Dal 2001 il meccanismo di Protezione civile è stato attivato più di 300 volte, sostenendo la popolazione in alcune delle catastrofi più devastanti in Europa e in tutto il mondo.

Ad esempio, nel 2014 Eucpm ha inviato squadre attrezzate per prestare assistenza in Bosnia-Erzegovina e Serbia, colpite da inondazioni; nel 2015 ha dato soccorso alle vittime del terremoto in Nepal, portato cibo e farmaci in Siria e nei paesi confinanti e sostenuto Croazia, Grecia, Serbia, Slovenia e Ungheria nel rispondere ai bisogni dei migranti e dei rifugiati, con la fornitura – tra le altre cose – di letti, sacchi a pelo, termosifoni e kit igienici; nel 2017 ha dato aiuto ai paesi europei colpiti dagli incendi boschivi ed è intervenuto a seguito delle inondazioni in Perù, del terremoto in Messico e di uragani nei Caraibi.

Questa volta il meccanismo è chiamato a operare non a fronte di una calamità naturale, ma per portare soccorso alle persone colpite dalla guerra in Ucraina.

L’intervento italiano

Il commissario per la Gestione delle crisi, Janez Lenarčič, aveva reso noto nei giorni scorsi che «l’Ue è pienamente solidale con il popolo ucraino» e che, dopo la richiesta di assistenza da parte dell’Ucraina, erano state avviate le procedure per i soccorsi immediati da parte della protezione civile europea.

«Già Slovenia, Romania, Francia, Irlanda e Austria hanno fatto le prime offerte e mi aspetto più assistenza nei prossimi giorni da altri stati membri», aveva detto il commissario.
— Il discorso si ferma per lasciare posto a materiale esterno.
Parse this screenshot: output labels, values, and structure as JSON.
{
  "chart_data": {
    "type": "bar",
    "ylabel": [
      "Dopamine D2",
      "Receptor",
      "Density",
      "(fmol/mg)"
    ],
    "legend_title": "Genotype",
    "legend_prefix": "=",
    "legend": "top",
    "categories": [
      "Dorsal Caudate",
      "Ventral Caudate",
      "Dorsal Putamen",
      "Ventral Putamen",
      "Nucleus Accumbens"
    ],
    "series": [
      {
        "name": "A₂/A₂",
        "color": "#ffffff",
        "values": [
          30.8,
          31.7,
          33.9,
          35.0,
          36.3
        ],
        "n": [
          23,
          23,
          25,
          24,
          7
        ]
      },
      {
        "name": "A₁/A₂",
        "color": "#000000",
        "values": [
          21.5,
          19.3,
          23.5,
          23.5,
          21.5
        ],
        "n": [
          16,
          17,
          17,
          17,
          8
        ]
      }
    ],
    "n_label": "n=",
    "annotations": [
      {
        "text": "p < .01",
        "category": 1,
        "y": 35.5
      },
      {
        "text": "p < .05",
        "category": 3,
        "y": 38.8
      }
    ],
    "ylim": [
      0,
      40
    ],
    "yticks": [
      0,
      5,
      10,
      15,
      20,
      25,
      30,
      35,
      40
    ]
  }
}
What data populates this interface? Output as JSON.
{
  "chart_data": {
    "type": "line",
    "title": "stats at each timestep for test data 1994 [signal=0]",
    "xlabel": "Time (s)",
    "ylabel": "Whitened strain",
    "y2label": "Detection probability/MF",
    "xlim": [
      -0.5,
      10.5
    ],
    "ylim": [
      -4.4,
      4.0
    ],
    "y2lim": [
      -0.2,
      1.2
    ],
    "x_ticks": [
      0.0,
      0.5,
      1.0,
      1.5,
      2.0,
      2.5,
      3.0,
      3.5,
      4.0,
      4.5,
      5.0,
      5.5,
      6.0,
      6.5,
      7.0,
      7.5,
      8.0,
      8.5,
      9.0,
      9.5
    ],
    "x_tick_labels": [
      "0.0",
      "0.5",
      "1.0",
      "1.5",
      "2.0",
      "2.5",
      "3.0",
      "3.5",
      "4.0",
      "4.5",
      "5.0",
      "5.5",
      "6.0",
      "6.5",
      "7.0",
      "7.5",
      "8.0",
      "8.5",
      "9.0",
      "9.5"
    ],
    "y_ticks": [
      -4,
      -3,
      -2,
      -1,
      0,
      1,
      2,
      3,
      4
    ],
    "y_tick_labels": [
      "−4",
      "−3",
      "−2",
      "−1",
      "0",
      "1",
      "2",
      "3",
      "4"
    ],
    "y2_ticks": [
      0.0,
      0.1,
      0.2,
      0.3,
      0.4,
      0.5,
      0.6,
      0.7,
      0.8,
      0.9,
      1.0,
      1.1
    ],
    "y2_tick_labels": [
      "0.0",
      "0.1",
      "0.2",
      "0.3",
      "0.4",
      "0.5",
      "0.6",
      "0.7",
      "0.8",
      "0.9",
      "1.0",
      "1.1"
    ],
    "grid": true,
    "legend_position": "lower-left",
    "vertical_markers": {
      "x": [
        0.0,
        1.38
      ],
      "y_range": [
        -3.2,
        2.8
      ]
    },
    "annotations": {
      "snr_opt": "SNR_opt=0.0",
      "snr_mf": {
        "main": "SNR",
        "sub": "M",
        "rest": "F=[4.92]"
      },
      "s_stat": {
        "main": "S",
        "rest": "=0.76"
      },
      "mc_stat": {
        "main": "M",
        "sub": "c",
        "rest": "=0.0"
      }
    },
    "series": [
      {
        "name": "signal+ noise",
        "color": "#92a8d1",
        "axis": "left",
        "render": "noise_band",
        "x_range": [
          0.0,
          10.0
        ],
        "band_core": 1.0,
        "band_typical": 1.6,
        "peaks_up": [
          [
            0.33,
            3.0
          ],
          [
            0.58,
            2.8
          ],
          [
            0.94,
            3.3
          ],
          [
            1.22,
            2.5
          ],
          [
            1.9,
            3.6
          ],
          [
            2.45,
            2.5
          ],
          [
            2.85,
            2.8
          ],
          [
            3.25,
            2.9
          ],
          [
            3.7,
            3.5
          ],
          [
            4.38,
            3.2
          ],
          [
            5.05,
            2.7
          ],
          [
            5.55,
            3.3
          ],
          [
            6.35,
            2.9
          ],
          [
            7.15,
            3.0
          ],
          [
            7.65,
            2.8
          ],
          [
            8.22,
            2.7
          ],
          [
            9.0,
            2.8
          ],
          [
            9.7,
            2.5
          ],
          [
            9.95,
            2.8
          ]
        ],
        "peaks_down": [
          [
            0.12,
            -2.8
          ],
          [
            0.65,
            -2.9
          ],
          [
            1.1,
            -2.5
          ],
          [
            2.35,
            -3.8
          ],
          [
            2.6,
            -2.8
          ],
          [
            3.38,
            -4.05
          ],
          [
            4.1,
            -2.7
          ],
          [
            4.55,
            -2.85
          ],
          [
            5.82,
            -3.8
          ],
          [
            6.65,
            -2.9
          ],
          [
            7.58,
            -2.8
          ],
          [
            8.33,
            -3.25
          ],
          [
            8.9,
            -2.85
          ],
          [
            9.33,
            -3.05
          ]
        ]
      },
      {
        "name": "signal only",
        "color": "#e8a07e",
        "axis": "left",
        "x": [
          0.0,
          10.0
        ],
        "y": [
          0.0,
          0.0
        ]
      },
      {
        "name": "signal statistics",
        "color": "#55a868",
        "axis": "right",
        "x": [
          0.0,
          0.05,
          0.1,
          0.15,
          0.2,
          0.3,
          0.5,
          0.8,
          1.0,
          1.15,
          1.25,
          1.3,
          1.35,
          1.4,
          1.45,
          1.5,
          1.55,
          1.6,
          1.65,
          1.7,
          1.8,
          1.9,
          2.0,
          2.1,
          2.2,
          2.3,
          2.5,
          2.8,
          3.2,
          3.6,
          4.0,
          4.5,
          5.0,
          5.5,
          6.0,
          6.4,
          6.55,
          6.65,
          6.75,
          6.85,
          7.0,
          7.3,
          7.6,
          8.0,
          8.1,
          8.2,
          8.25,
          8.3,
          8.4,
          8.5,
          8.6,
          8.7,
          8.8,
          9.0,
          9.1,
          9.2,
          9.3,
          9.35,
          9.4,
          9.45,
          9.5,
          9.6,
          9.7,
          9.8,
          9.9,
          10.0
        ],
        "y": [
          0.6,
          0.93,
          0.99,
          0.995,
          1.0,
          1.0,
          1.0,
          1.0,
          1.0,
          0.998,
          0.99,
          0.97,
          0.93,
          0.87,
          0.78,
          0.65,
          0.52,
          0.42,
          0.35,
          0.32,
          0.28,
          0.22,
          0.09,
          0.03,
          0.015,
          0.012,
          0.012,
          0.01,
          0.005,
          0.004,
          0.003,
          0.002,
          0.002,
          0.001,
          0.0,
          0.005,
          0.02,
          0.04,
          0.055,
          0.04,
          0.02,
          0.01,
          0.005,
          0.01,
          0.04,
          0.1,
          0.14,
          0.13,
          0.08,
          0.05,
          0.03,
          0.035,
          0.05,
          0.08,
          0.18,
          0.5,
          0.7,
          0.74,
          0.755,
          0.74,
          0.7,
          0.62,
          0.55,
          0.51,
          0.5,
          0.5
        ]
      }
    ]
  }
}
E così anche l’Italia ha aderito alla richiesta di soccorsi.

La partecipazione della Protezione civile nazionale agli interventi di emergenza e soccorso all’estero è disciplinata dal cosiddetto codice della Protezione civile.

È prevista un’apposita procedura, che comporta una «dichiarazione dello stato di mobilitazione del servizio nazionale della Protezione civile per intervento all’estero», con decreto del presidente del Consiglio (Dpcm), e una «deliberazione dello stato di emergenza per intervento all’estero» da parte del Consiglio dei ministri.

A seguito di questi atti, possono essere emesse «ordinanze di Protezione civile, da adottarsi in deroga a ogni disposizione vigente, nei limiti e con le modalità indicati nella deliberazione dello stato di emergenza».

Dunque, per consentire l’adesione dell’Italia al meccanismo europeo serve che intervengano i provvedimenti indicati, che sono adottati su richiesta del ministero degli Affari esteri.

La dichiarazione dello stato di emergenza è, pertanto, un atto indispensabile affinché la Protezione civile nazionale possa agire in missioni all’estero. Questo stato non ha nulla a che fare con quello dichiarato in occasione dell’emergenza pandemica da Covid-19. Quindi, le misure sanitarie legate alla scadenza di quest’ultimo non vengono automaticamente prorogate in forza della vigenza di uno stato di emergenza nuovo, che ha tutt’altra motivazione e presupposti diversi.